Terms of the Secured Revolving Credit Facility
The Company’s secured revolving credit facility provides for an aggregate credit line of $850.0 million which includes a $750.0 million U.S. dollar facility and a $100.0 million multicurrency facility. The credit facility matures in April 2027. The facility contains covenants that restrict the Company’s ability to, among other things: (i) create or incur liens, debt, guarantees or other investments, (ii) engage in mergers and consolidations, (iii) pay dividends or other distributions to, and redemptions and repurchases from, equity holders, (iv) prepay, redeem or repurchase subordinated or junior debt, (v) amend organizational documents, and (vi) engage in certain transactions with affiliates.
The Company’s secured revolving credit facility provides for a leverage-based pricing grid which determines an interest rate for borrowings, calculated as the applicable floating benchmark rate plus a credit spread adjustment, if any, plus an amount ranging from 1.125% to 1.625%, based on leverage.

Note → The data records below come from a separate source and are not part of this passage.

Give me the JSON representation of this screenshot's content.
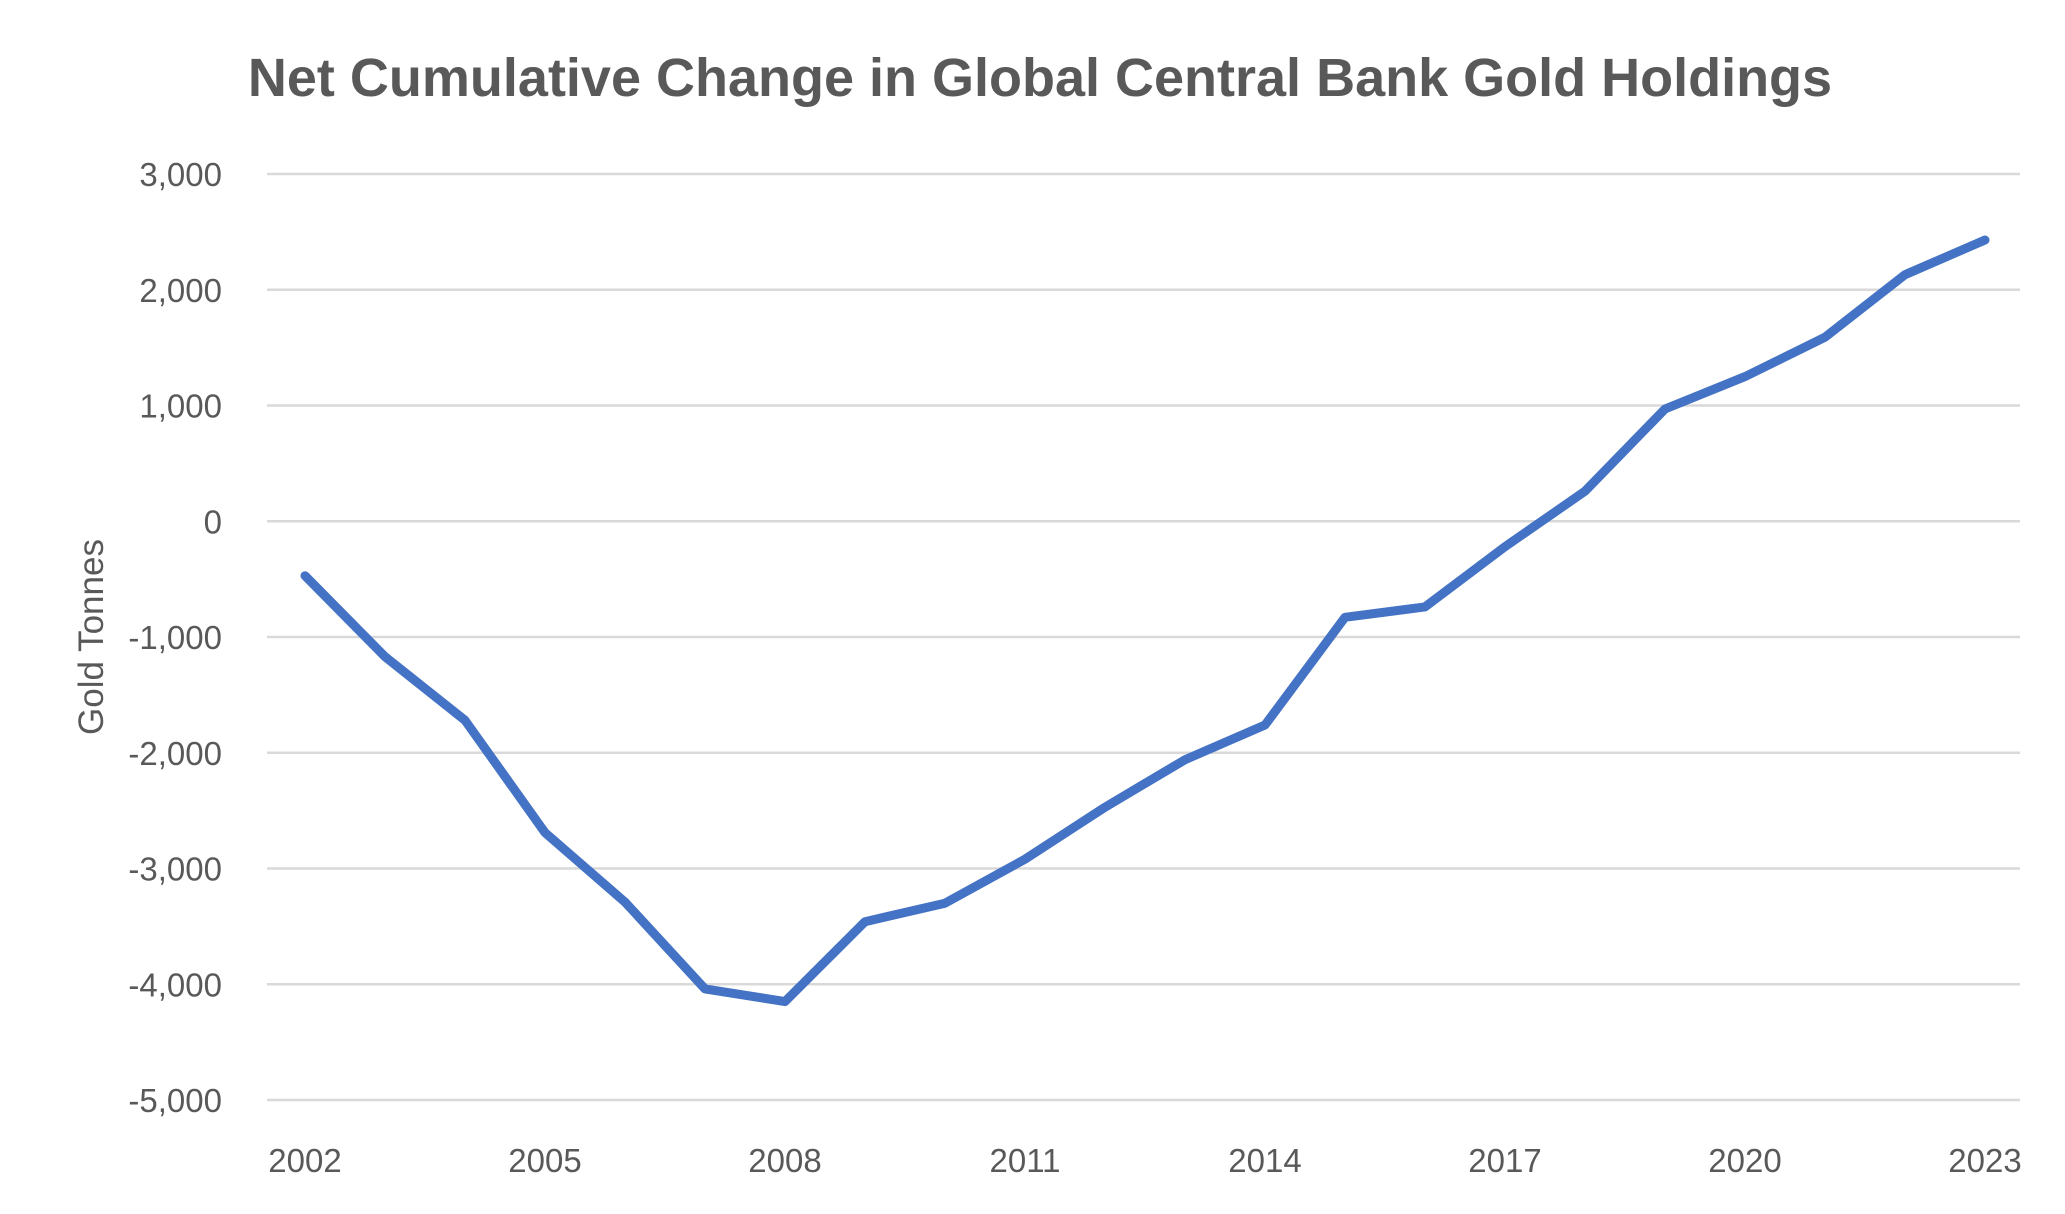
{
  "chart_data": {
    "type": "line",
    "title": "Net Cumulative Change in Global Central Bank Gold Holdings",
    "xlabel": "",
    "ylabel": "Gold Tonnes",
    "x": [
      2002,
      2003,
      2004,
      2005,
      2006,
      2007,
      2008,
      2009,
      2010,
      2011,
      2012,
      2013,
      2014,
      2015,
      2016,
      2017,
      2018,
      2019,
      2020,
      2021,
      2022,
      2023
    ],
    "x_tick_labels": [
      "2002",
      "2005",
      "2008",
      "2011",
      "2014",
      "2017",
      "2020",
      "2023"
    ],
    "series": [
      {
        "values": [
          -470,
          -1170,
          -1720,
          -2690,
          -3290,
          -4040,
          -4150,
          -3460,
          -3300,
          -2920,
          -2470,
          -2060,
          -1760,
          -830,
          -740,
          -220,
          260,
          970,
          1250,
          1590,
          2130,
          2430
        ]
      }
    ],
    "ylim": [
      -5000,
      3000
    ],
    "y_ticks": [
      3000,
      2000,
      1000,
      0,
      -1000,
      -2000,
      -3000,
      -4000,
      -5000
    ],
    "y_tick_labels": [
      "3,000",
      "2,000",
      "1,000",
      "0",
      "-1,000",
      "-2,000",
      "-3,000",
      "-4,000",
      "-5,000"
    ],
    "grid": true,
    "legend": "none",
    "colors": {
      "line": "#4472c4",
      "grid": "#d9d9d9",
      "text": "#595959"
    }
  }
}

As of December 28, 2024, the borrowing rate for an adjusted term Secured Overnight Financing Rate (“SOFR”) loan would have been 5.58%, which includes a leverage-based adjustment of 1.125%.
As of December 28, 2024, the Company was in compliance with its financial and other covenants under the secured revolving credit facility.
Senior Notes
2022 Redemption of Senior Notes due 2025
On April 4, 2022, the Company, through its wholly-owned subsidiary, TWCC redeemed $500 million principal amount of senior notes, bearing interest at a rate of 5.500% per annum, and originally maturing on May 15, 2025. Pursuant to the optional redemption provisions described in the indenture dated as of May 11, 2020, TWCC paid the outstanding principal plus accrued interest and an applicable premium as defined in the indenture. This debt redemption resulted in a loss on extinguishment of debt of $19.9 million, primarily consisting of $15.7 million of the applicable premium and $4.3 million related to the write-off of unamortized debt issuance costs.
Senior Notes due 2027
On March 14, 2019, TWCC issued $500 million principal amount of senior notes at par, bearing interest at a rate of 5.625% per annum, and maturing on March 15, 2027. TWCC may redeem all or part of the senior notes at a redemption price of 100% of the principal amount of the senior notes, plus accrued and unpaid interest.

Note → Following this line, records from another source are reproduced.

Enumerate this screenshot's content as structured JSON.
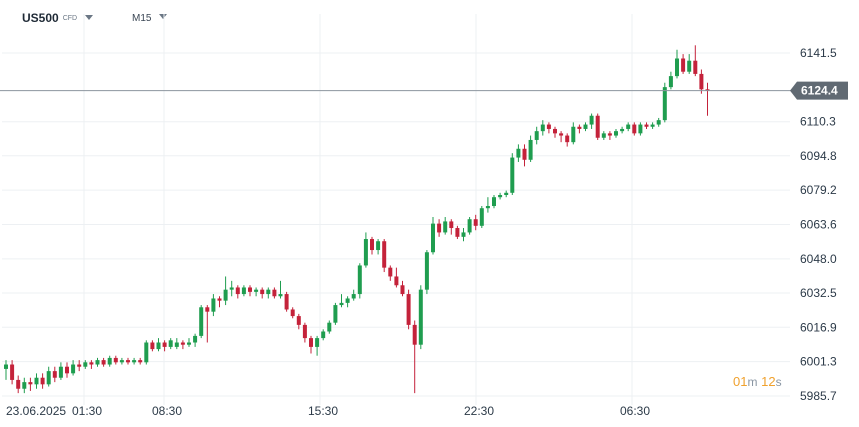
{
  "toolbar": {
    "symbol": "US500",
    "symbol_type": "CFD",
    "timeframe": "M15"
  },
  "countdown": {
    "minutes": "01",
    "min_unit": "m",
    "seconds": "12",
    "sec_unit": "s"
  },
  "colors": {
    "up": "#1f9d4f",
    "down": "#c4223a",
    "grid": "#edf0f3",
    "price_line": "#8c959e",
    "price_label_bg": "#616a73",
    "axis_text": "#2c3a48"
  },
  "chart_data": {
    "type": "candlestick",
    "title": "",
    "xlabel": "",
    "ylabel": "",
    "ylim": [
      5980,
      6150
    ],
    "y_ticks": [
      "6141.5",
      "6124.4",
      "6110.3",
      "6094.8",
      "6079.2",
      "6063.6",
      "6048.0",
      "6032.5",
      "6016.9",
      "6001.3",
      "5985.7"
    ],
    "current_price": "6124.4",
    "x_ticks": [
      "23.06.2025",
      "01:30",
      "08:30",
      "15:30",
      "22:30",
      "06:30"
    ],
    "grid": true,
    "candles": [
      [
        5998,
        6000,
        5993,
        6002
      ],
      [
        6000,
        5993,
        5991,
        6002
      ],
      [
        5993,
        5989,
        5987,
        5995
      ],
      [
        5989,
        5992,
        5987,
        5994
      ],
      [
        5992,
        5991,
        5988,
        5994
      ],
      [
        5991,
        5994,
        5989,
        5996
      ],
      [
        5994,
        5991,
        5989,
        5996
      ],
      [
        5991,
        5997,
        5990,
        5999
      ],
      [
        5997,
        5994,
        5992,
        5999
      ],
      [
        5994,
        5999,
        5993,
        6001
      ],
      [
        5999,
        5996,
        5994,
        6001
      ],
      [
        5996,
        6000,
        5995,
        6002
      ],
      [
        6000,
        5999,
        5997,
        6002
      ],
      [
        5999,
        6001,
        5998,
        6002
      ],
      [
        6001,
        6000,
        5998,
        6002
      ],
      [
        6000,
        6002,
        5999,
        6003
      ],
      [
        6002,
        6000,
        5999,
        6003
      ],
      [
        6000,
        6003,
        5999,
        6004
      ],
      [
        6003,
        6001,
        6000,
        6004
      ],
      [
        6001,
        6002,
        6000,
        6003
      ],
      [
        6002,
        6001,
        6000,
        6003
      ],
      [
        6001,
        6002,
        6000,
        6003
      ],
      [
        6002,
        6001,
        6000,
        6003
      ],
      [
        6001,
        6010,
        6000,
        6011
      ],
      [
        6010,
        6007,
        6006,
        6011
      ],
      [
        6007,
        6010,
        6006,
        6012
      ],
      [
        6010,
        6008,
        6006,
        6011
      ],
      [
        6008,
        6011,
        6007,
        6012
      ],
      [
        6008,
        6010,
        6007,
        6012
      ],
      [
        6010,
        6009,
        6007,
        6011
      ],
      [
        6009,
        6010,
        6008,
        6012
      ],
      [
        6010,
        6013,
        6008,
        6014
      ],
      [
        6013,
        6026,
        6012,
        6027
      ],
      [
        6026,
        6024,
        6010,
        6027
      ],
      [
        6024,
        6030,
        6022,
        6032
      ],
      [
        6030,
        6029,
        6026,
        6031
      ],
      [
        6029,
        6034,
        6027,
        6040
      ],
      [
        6034,
        6035,
        6031,
        6038
      ],
      [
        6035,
        6032,
        6030,
        6036
      ],
      [
        6032,
        6035,
        6031,
        6036
      ],
      [
        6035,
        6033,
        6031,
        6036
      ],
      [
        6033,
        6034,
        6031,
        6035
      ],
      [
        6034,
        6032,
        6030,
        6035
      ],
      [
        6032,
        6034,
        6030,
        6035
      ],
      [
        6034,
        6031,
        6030,
        6035
      ],
      [
        6031,
        6032,
        6030,
        6038
      ],
      [
        6032,
        6025,
        6024,
        6033
      ],
      [
        6025,
        6022,
        6021,
        6026
      ],
      [
        6022,
        6018,
        6016,
        6023
      ],
      [
        6018,
        6012,
        6010,
        6019
      ],
      [
        6012,
        6008,
        6005,
        6013
      ],
      [
        6008,
        6012,
        6004,
        6013
      ],
      [
        6012,
        6015,
        6011,
        6016
      ],
      [
        6015,
        6019,
        6014,
        6020
      ],
      [
        6019,
        6027,
        6018,
        6028
      ],
      [
        6027,
        6028,
        6026,
        6032
      ],
      [
        6028,
        6030,
        6026,
        6031
      ],
      [
        6030,
        6032,
        6029,
        6034
      ],
      [
        6032,
        6045,
        6030,
        6046
      ],
      [
        6045,
        6057,
        6044,
        6060
      ],
      [
        6057,
        6052,
        6050,
        6058
      ],
      [
        6052,
        6056,
        6050,
        6057
      ],
      [
        6056,
        6044,
        6042,
        6057
      ],
      [
        6044,
        6040,
        6038,
        6045
      ],
      [
        6040,
        6036,
        6035,
        6044
      ],
      [
        6036,
        6032,
        6031,
        6038
      ],
      [
        6032,
        6018,
        6016,
        6034
      ],
      [
        6018,
        6009,
        5987,
        6020
      ],
      [
        6009,
        6034,
        6007,
        6036
      ],
      [
        6034,
        6051,
        6032,
        6052
      ],
      [
        6051,
        6064,
        6050,
        6067
      ],
      [
        6064,
        6060,
        6058,
        6066
      ],
      [
        6060,
        6065,
        6059,
        6067
      ],
      [
        6065,
        6062,
        6059,
        6066
      ],
      [
        6062,
        6058,
        6057,
        6063
      ],
      [
        6058,
        6060,
        6056,
        6062
      ],
      [
        6060,
        6066,
        6059,
        6067
      ],
      [
        6066,
        6063,
        6061,
        6068
      ],
      [
        6063,
        6071,
        6062,
        6072
      ],
      [
        6071,
        6072,
        6069,
        6076
      ],
      [
        6072,
        6076,
        6071,
        6077
      ],
      [
        6076,
        6077,
        6075,
        6078
      ],
      [
        6077,
        6078,
        6076,
        6079
      ],
      [
        6078,
        6094,
        6077,
        6096
      ],
      [
        6094,
        6098,
        6092,
        6100
      ],
      [
        6098,
        6093,
        6090,
        6100
      ],
      [
        6093,
        6102,
        6092,
        6104
      ],
      [
        6102,
        6106,
        6100,
        6108
      ],
      [
        6106,
        6109,
        6104,
        6111
      ],
      [
        6109,
        6107,
        6105,
        6110
      ],
      [
        6107,
        6105,
        6103,
        6108
      ],
      [
        6105,
        6104,
        6101,
        6106
      ],
      [
        6104,
        6101,
        6099,
        6105
      ],
      [
        6101,
        6108,
        6100,
        6110
      ],
      [
        6108,
        6107,
        6105,
        6109
      ],
      [
        6107,
        6109,
        6106,
        6110
      ],
      [
        6109,
        6113,
        6107,
        6114
      ],
      [
        6113,
        6103,
        6102,
        6114
      ],
      [
        6103,
        6105,
        6102,
        6106
      ],
      [
        6105,
        6104,
        6102,
        6106
      ],
      [
        6104,
        6106,
        6103,
        6107
      ],
      [
        6106,
        6107,
        6105,
        6108
      ],
      [
        6107,
        6109,
        6106,
        6110
      ],
      [
        6109,
        6105,
        6104,
        6110
      ],
      [
        6105,
        6109,
        6104,
        6110
      ],
      [
        6109,
        6108,
        6107,
        6110
      ],
      [
        6108,
        6109,
        6107,
        6110
      ],
      [
        6109,
        6111,
        6108,
        6112
      ],
      [
        6111,
        6126,
        6110,
        6128
      ],
      [
        6126,
        6131,
        6125,
        6133
      ],
      [
        6131,
        6139,
        6130,
        6143
      ],
      [
        6139,
        6133,
        6132,
        6141
      ],
      [
        6133,
        6138,
        6132,
        6141
      ],
      [
        6138,
        6132,
        6131,
        6145
      ],
      [
        6132,
        6125,
        6123,
        6134
      ],
      [
        6125,
        6124.4,
        6113,
        6128
      ]
    ]
  }
}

The senior notes mentioned above are unsecured and are fully and unconditionally guaranteed by Carter’s, Inc. and certain domestic subsidiaries of TWCC. The guarantor subsidiaries are 100% owned directly or indirectly by Carter’s, Inc. and all guarantees are joint, several and unconditional.
The indenture governing the senior notes provides that upon the occurrence of specific kinds of changes of control, unless a redemption notice with respect to all the outstanding senior notes has previously or concurrently been mailed or delivered, TWCC will be required to make an offer to purchase the senior notes at 101% of their principal amount, plus accrued and unpaid interest to (but excluding) the date of purchase.

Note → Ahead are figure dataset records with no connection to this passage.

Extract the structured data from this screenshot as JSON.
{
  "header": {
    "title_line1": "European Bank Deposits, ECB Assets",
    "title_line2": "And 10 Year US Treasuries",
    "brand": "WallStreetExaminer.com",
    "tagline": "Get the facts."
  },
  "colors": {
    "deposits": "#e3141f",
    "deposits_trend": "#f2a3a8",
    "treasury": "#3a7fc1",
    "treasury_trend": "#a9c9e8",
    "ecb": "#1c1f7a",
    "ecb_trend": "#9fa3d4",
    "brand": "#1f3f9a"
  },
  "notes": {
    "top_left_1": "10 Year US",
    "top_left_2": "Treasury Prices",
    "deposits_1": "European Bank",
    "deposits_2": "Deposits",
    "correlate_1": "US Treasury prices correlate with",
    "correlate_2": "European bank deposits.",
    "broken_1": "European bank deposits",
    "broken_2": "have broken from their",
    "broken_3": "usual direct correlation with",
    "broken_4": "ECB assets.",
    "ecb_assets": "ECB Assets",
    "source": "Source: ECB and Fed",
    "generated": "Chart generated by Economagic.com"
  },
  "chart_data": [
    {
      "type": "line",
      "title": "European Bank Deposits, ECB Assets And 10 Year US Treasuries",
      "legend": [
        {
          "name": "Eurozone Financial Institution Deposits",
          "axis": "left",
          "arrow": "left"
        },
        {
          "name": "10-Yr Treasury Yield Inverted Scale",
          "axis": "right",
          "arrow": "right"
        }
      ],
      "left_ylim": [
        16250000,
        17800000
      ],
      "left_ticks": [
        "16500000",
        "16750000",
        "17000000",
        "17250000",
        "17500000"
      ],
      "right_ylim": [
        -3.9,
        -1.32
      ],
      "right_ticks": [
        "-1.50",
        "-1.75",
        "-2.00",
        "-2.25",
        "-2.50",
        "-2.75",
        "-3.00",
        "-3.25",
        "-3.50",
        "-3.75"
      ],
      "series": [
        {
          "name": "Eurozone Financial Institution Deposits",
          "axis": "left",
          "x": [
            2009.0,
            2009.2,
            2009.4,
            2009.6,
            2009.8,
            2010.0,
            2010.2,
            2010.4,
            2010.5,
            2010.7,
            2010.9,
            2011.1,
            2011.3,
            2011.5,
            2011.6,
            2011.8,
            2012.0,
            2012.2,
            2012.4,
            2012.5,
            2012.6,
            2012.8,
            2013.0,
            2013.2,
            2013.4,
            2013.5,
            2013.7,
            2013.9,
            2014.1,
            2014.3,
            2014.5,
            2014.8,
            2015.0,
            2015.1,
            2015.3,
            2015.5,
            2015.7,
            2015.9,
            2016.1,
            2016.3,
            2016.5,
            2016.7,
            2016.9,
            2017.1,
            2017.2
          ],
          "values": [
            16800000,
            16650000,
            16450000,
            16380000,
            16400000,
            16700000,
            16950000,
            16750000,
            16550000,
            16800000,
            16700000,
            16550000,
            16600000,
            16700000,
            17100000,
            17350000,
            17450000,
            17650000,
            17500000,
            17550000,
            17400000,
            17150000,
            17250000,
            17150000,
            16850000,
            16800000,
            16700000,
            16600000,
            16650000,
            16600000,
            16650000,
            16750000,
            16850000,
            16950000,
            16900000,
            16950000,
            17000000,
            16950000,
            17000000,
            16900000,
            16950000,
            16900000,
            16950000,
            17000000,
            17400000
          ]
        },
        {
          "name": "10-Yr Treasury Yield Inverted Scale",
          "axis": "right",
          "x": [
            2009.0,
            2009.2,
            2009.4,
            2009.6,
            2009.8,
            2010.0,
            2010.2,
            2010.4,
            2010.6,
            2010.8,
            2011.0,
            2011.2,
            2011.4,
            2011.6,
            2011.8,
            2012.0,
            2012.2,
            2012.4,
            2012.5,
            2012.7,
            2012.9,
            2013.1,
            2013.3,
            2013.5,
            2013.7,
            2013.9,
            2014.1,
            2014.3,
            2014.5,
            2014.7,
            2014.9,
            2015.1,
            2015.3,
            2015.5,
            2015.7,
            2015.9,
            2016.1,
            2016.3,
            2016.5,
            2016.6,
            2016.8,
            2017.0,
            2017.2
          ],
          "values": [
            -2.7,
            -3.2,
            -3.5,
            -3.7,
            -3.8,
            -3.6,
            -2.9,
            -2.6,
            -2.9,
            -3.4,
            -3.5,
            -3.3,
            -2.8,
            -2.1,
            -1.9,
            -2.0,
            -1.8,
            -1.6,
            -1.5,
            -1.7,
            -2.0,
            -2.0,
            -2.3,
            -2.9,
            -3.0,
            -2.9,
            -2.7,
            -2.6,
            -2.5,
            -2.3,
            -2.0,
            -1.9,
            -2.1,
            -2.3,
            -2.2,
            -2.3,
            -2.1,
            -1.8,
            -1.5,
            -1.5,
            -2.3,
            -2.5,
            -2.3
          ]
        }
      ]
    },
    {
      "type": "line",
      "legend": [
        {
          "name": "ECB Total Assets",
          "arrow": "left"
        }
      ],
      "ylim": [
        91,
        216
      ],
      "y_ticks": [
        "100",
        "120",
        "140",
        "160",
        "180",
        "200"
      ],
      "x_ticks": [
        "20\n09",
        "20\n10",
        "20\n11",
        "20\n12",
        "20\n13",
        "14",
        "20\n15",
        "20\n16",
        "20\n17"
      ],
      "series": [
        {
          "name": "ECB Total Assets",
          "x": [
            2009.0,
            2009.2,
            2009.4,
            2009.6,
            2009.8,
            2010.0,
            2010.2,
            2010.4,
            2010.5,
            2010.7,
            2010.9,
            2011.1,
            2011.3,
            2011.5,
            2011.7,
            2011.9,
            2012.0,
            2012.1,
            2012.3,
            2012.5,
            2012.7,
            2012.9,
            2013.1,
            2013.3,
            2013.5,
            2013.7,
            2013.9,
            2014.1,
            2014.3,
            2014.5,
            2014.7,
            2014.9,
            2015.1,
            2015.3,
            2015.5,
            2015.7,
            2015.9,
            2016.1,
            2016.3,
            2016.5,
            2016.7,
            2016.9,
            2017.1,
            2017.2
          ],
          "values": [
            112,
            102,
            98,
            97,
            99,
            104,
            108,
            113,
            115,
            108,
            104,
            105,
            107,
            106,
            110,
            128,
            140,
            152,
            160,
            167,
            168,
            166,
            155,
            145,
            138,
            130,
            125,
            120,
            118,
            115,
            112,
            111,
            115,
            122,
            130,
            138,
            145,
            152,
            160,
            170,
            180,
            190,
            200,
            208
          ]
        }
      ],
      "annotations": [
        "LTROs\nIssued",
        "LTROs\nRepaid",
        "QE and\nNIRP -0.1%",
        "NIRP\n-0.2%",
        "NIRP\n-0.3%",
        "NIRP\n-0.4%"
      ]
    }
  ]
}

The indenture governing the senior notes includes a number of covenants, that, among other things and subject to certain exceptions, restrict TWCC’s ability and the ability of certain of its subsidiaries to: (a) incur certain types of indebtedness that is secured by a lien; (b) enter into certain sale and leaseback transactions; and (c) consolidate or merge with or into, or sell substantially all of the issuer’s assets to, another person, under certain circumstances. Terms of the notes contain customary affirmative covenants and provide for events of default which, if certain of them occur, would permit the trustee or the holders of at least 25.0% in principal amount of the then total outstanding senior notes to declare all amounts owning under the notes to be due and payable. Carter’s, Inc. is not subject to these covenants.